Something Nerissa used to say: We see through a glass, darkly. From the Bible. The New Testament, if Ethan recalled correctly. Corinthians? Nerissa would know.
In the dark glass of his rearview mirror Ethan saw more headlights coming up fast. He put a little extra pressure on the gas pedal, but the vehicles continued to close with him.
We see through a glass, darkly… Now I know in part, but then shall I know even as also I am known…. .There was something on the road ahead, obscured by the moon-shadow of an upright granite outcropping. He slowed until he could make out the obstacle, which he belatedly recognized as the two pickups that had passed him earlier, one in each lane of the highway, both now aimed in his direction, both stationary and dark. He swerved to pass on the verge when their high beams flashed on, blinding him. At which point it became impossible to do anything but stand on the brake or drive off the road.

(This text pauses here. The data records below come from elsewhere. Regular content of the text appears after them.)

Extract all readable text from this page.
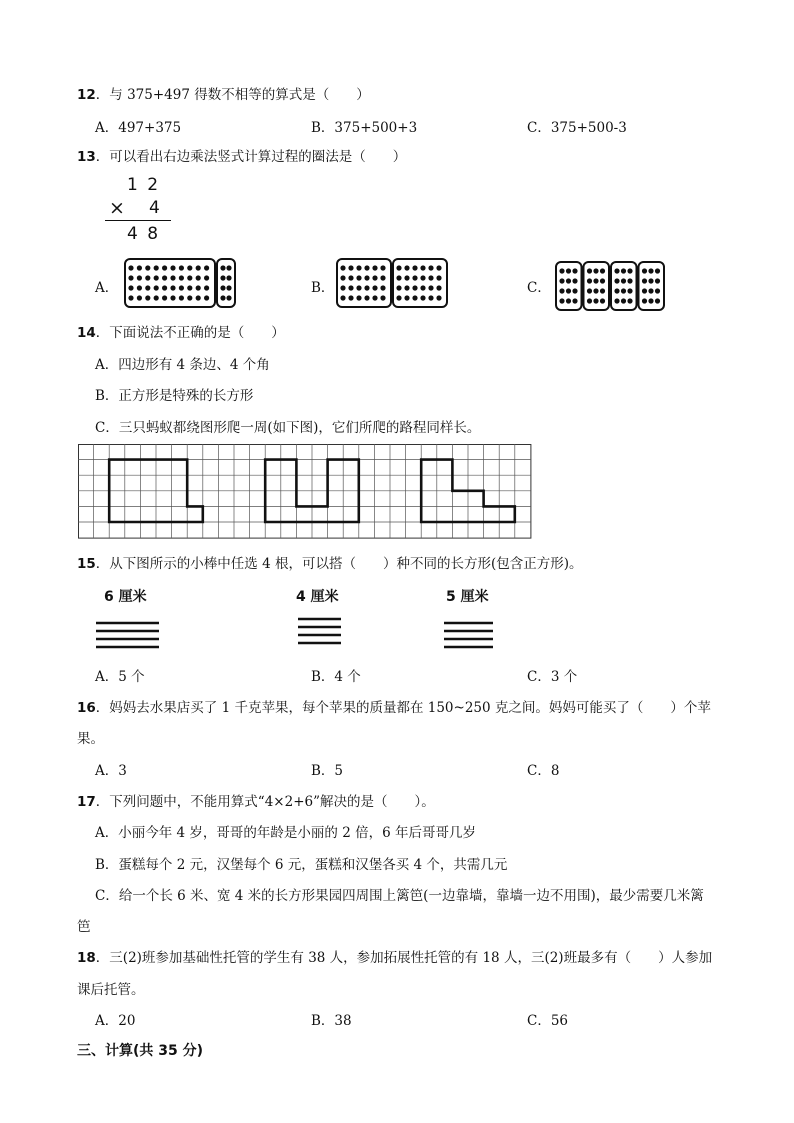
12．与 375+497 得数不相等的算式是（　　）
A．497+375	B．375+500+3	C．375+500-3
13．可以看出右边乘法竖式计算过程的圈法是（　　）
1 2
× 4
4 8
A．	B．	C．
14．下面说法不正确的是（　　）
A．四边形有 4 条边、4 个角
B．正方形是特殊的长方形
C．三只蚂蚁都绕图形爬一周(如下图)，它们所爬的路程同样长。
15．从下图所示的小棒中任选 4 根，可以搭（　　）种不同的长方形(包含正方形)。
6 厘米	4 厘米	5 厘米
A．5 个	B．4 个	C．3 个
16．妈妈去水果店买了 1 千克苹果，每个苹果的质量都在 150~250 克之间。妈妈可能买了（　　）个苹
果。
A．3	B．5	C．8
17．下列问题中，不能用算式“4×2+6”解决的是（　　）。
A．小丽今年 4 岁，哥哥的年龄是小丽的 2 倍，6 年后哥哥几岁
B．蛋糕每个 2 元，汉堡每个 6 元，蛋糕和汉堡各买 4 个，共需几元
C．给一个长 6 米、宽 4 米的长方形果园四周围上篱笆(一边靠墙，靠墙一边不用围)，最少需要几米篱
笆
18．三(2)班参加基础性托管的学生有 38 人，参加拓展性托管的有 18 人，三(2)班最多有（　　）人参加
课后托管。
A．20	B．38	C．56
三、计算(共 35 分)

He managed to stop. The pistol slid from the passenger-side seat to the floor. He was groping for it when a man tapped on his side window with the butt of a flashlight. “Dr. Iverson?”
Ethan’s fingers closed on the grip of the pistol. He straightened up. The man standing outside the car wore jeans, a ball cap, a work shirt, and a bland expression. His eyes glittered in the moonlight. Ethan shot him through the window of the car.

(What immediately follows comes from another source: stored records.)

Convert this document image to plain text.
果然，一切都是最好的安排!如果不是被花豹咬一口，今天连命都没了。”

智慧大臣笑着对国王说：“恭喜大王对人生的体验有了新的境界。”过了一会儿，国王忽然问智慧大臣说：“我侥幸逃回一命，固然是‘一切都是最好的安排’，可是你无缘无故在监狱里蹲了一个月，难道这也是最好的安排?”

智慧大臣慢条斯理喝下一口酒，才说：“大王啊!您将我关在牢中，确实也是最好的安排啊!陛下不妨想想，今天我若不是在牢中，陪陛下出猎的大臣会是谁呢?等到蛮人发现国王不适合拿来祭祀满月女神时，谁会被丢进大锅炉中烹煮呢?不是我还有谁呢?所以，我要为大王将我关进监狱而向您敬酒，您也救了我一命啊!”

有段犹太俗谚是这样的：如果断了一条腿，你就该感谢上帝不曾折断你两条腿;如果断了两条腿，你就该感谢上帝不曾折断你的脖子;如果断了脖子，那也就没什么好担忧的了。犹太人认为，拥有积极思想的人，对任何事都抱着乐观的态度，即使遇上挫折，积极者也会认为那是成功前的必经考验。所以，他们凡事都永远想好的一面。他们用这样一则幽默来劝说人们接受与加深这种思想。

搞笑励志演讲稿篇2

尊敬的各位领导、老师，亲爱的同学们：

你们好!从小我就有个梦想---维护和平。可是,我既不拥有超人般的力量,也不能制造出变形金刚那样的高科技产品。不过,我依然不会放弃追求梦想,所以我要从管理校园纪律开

Safety glass exploded in a shower of fragments. By the time Ethan opened his eyes again the man—the sim—had dropped out of sight. But the odor of green matter mingled with the gunpowder stink of the fired weapon, making him think dazedly of chlorophyll, vinegar, bread mold, crushed leaves….
The headlights that had been following him belonged to two more identical pickups. They fishtailed to a stop behind Ethan, boxing him in before he could put the car in reverse. The only way he could move now was on foot. He fumbled through the side door and out, gasping at the thin air.

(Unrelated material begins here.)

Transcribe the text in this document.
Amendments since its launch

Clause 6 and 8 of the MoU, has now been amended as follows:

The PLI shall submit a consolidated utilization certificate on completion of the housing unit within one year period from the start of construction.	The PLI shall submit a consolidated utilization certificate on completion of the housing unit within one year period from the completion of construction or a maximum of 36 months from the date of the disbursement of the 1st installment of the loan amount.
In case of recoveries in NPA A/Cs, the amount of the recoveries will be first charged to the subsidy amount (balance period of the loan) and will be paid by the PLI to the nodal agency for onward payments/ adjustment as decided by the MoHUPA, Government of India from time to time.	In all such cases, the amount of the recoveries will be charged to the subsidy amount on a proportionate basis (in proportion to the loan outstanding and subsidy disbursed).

Another human shape swarmed toward him. Ethan faced it and fired. There was the wet sound of a bullet impacting flesh, but it failed to do critical damage. The sim took Ethan’s right arm above the wrist and twisted the gun out of his hand. Two more sims came out of the darkness and pinned him to the side of the car. He struggled uselessly, waiting for the killing shot.
But it didn’t happen. Yet another sim approached, this one in the shape of a slightly-built dark-skinned woman. It wore the same jeans-and-work-shirt outfit as the males, and its hair was tucked under an identical cap. It stepped fastidiously over the body of its colleague.
“Dr. Iverson, I apologize for what happened here. We don’t want to frighten you or hurt you. We want to talk to you.” The sim took a pair of handcuffs from its belt. “I apologize for this, too. Please put your hands behind your back.”